Optimundus by Jos de Gruyter & Harald Thys

July 17th, 2013 – , , , .
Published in Modern Painters, June 2013.

After seeing “Optimundus,” the first major survey show of the Belgian artists who have been working collaboratively for some 20 years, I had two vivid dreams—one was a nightmare, the other more of the laugh-out-loud type. The first featured a nasty looking zombie figure, its head inspired by Kitty & Katty, 2013, and its body made up of metal frames like in Ricco & Rocco, 2010–12. The zombie was floating horizontally by the house I grew up in. Two days later, I had a much more pleasant dream where I chanced upon a person I don’t necessarily like sitting behind a counter with a turd on her head, like the pooped-on dog in the series of clay sculptures Der Schlamm von Branst, 2008. To me, these dreams are perfect metaphor for the duality present in De Gruyter & Thys’s work: their oeuvre walks a fine line between idiocy and terror. I have never had as much fun seeing an exhibition, while keeping in mind that this strange parallel world might haunt me forever. Their works are where happiness and horror meet.

“Optimundus” combines drawings and sculptures with key video works, such as Das Loch, 2010, featuring the sad painter Johannes who believes in the universal expression of painting and whose soul is crushed when his wife Hildegard suggests he start making video works following the example of his red-headed macho friend and rival Fritz who saunters happily through life armed with an HD camera.

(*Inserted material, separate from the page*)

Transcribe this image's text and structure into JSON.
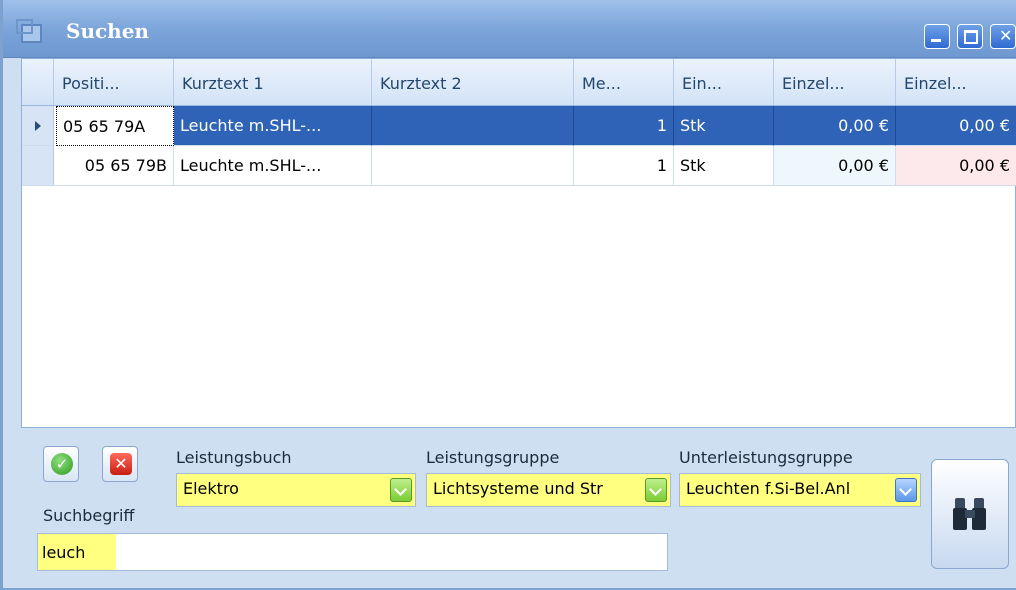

Characters and props from the video works reappear throughout the exhibition, strengthening the feeling of entering a parallel world fraught with social discomfort, psychological tension, human unease, staring into the void, and general strangeness. Consider, for example, the sculpture So ist das, 2013: two men (one of them headless) placed next to a plastic table adorned with oversized liquor glasses. The piece is so out of proportion and downright weird that it makes the viewer nervous. Yet, at the same time, the scene is acutely recognizable. Similarly, in the duo’s recent videos human actors have been replaced with makeshift dummies and a computerized voiceover; the dummies’ standard Styrofoam heads are personalized with pushpins, glue-on eyes and stick-on facial hair. Notwithstanding the crude human shapes, these characters seem familiar, as if we already know them; they are, in their own way, archetypes.

Here lies the power of this work: strange enough to throw us off guard yet familiar enough to remind us that this is as much about us as it is about any of the strange folk inhabiting “Optimundus.” In their catalogue exposé on the different relationships and possible disturbances between the real and the parallel world, the artists conclude with the scenario in which the two worlds become one: “a world from which one never emerges again.” This is “Optimundus”: an optimal world, but then slightly askew. There is a Johannes, Fritz, Hildegard, Kitty, Katty, Ricco, Rocco, or vagabond in all of us.